息を切らしながら、必死で雨夜くんを呼び止める。

呼び声に気づいて立ち止まった雨夜くんが、こちらをゆっくりと振り返る。


「……!」


わたしに向けられたのは、笑顔だった。


でも、いつもとはまるで違うもの。

ゆがんだ顔を隠そうと、やむを得ずに貼り付けた……そんな笑顔で。


「……ごめん」


不自然な笑みと同じ、不自然につくろった声で、雨夜くんは言った。


「あんなとこ見せて……怖かったよね」


心臓のドクドクが、やまない。

胸が苦しくて、どうしたらいいか全然わからなくて。わたしはただ、ふるふると必死に首を振る。

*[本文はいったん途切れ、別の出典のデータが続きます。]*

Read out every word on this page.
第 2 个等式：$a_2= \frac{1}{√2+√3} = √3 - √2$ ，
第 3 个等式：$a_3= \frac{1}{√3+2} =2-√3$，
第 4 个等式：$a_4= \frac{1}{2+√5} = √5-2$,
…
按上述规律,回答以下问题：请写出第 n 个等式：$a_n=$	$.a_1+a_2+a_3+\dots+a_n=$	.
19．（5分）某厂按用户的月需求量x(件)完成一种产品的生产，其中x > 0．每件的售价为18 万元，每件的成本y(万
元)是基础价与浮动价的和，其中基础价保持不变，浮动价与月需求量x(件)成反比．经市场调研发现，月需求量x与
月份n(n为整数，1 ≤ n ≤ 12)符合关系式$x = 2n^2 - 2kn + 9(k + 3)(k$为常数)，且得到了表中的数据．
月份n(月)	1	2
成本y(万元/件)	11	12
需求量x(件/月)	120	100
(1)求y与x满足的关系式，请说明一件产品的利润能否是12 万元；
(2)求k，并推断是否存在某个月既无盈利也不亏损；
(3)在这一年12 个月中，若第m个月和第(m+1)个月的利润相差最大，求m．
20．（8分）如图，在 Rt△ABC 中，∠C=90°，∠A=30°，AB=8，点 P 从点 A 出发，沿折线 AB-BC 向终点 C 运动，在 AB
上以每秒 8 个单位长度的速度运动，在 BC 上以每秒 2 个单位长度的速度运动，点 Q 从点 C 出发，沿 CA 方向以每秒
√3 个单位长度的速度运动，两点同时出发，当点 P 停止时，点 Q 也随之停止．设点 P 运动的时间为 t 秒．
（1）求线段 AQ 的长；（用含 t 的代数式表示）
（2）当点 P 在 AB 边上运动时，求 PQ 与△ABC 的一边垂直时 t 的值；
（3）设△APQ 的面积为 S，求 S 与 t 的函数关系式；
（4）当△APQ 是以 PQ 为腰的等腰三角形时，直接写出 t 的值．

「さっきはちょっと、突然だったから。だから、びっくりしただけで」

「……っ」

「永田さん、今日は色々迷惑かけちゃったね。ほんとに……あー……」


雨夜くんの声が、崩れて途切れる。

貼り付けの笑みが消える。お面みたいにぱらりとはずれて、苦しさにゆがんだ顔が、あらわになる。